There are so many directions to go with this.  We could focus on the auto-correct feature and how this tool seems to have caused much frustration and laughter by automatically mistyping things for people – though I do question how many items at a site like “damnyouautocorrect.com” (DYAC) are truly accidental.  Or we could focus on the myriad of interesting things I found while researching this blog.  How about the site that teaches you How to Make Siri Curse Like a Sailor (careful if you are easily offended) or Tips to Add Words to iPhone’s Dictionary (for older versions of iPhone) and iOS 5: How to add words to the auto-correct dictionary for iOS5.  Or, if you like the way the Android presents predictive text with the keyboard bar, Enable iOS 5’s Android-Like Autocorrect Keyboard Without Jailbreak does just what it says it does.

Or we could discuss the fat fingering of the address.  This actually is of most interest to me.  I’ve researched keystroke error rates in the computer space before and concluded the average typist fat fingers a keystroke about 5% of the time while professionals might do so 1%-2% of the time.  The thing about these percentages is they can be very deceiving.  5% error rates can explode in the wrong situations.  For instance, imagine a 10 character-long field.  If you had to fill that field in 10 times and you averaged 5% error rate in your typing, the best effective ongoing error rate you could achieve would be 10% because across 10 fields you make all the errors in one field (5 of the 10 characters are wrong in that one field) but all the other fields are correct.  1 in 10 fields being incorrect is a 10% error rate.
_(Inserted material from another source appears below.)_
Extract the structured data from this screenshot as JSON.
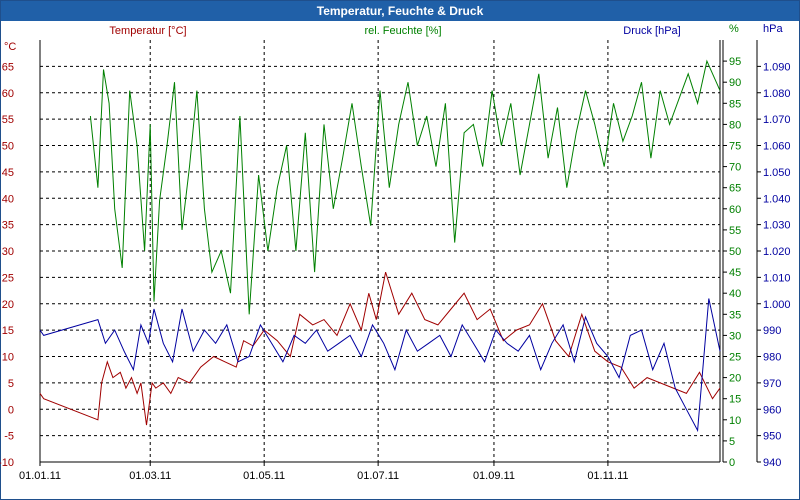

At worst your effective error rate would be 50%.  This would occur if you made one keystroke error in each of 5 fields since you will be typing 100 characters and you have a 5% error rate.  If 5 of 10 fields each have 1 error, your overall error rate across the fields is 50%.  Corporate data can go really bad really quickly in this scenario.  Of course most systems have found ways to limit these types of issues through check boxes and drop-down lists and other validations.  But sometimes data entry can’t be avoided.  Entering customer contact information is one such situation.  Get 5 in 10 email addresses wrong and there goes your email marketing campaign.  Even if you are careful error rates can be significant.  I read a study some time ago that indicated that careful typists often catch their mistakes, so professionals usually average only 1 in 300 unfound errors.  That’s much better, but still can translate into problems for your enterprise.  Using the same 10 character field, 1 in 300 errors would equate to 1 in 30 fields being erroneous.  That’s over 3% – still pretty bad, but I know some organizations that would love to have data quality problems with only 3% of their data.

So this, now, brings me back to where we started.  I’ve got to believe that without autocorrect, the keystroke error rates on smart phones is significantly higher than it otherwise would be.  Typing on those tiny keyboards is always a pain for me.    I’ve found on my phone that the right place to touch in order to get the letter I want is just to the left of the letter – not right on it.  I’m constantly back-spacing and retyping.  Perhaps this is why there are so many bizarre autocorrect examples in the world (no, I’m not saying I’m responsible for all of them – just that other people must have similar challenges to mine, don’t they?).  I miss the Blackberry keypad!

I think organizations should be very wary of leveraging smart phones for serious business apps that require data entry, unless they have extremely strong user data validation methodologies. Because I expect few developers to be so vigilant in their app development, I believe the future could bring some very unfortunate results from using business apps on smart phones.  While DYAC entries sure can be funny (warning, they can also be quite vulgar) the same errors in business transactions could be catastrophic for your enterprise.  Imagine things going terribly wrong and facing a lawsuit and having to use the “damnyouautocorrect” defense.  You might end up in a much worse situation than a couple hours of high school lockdown.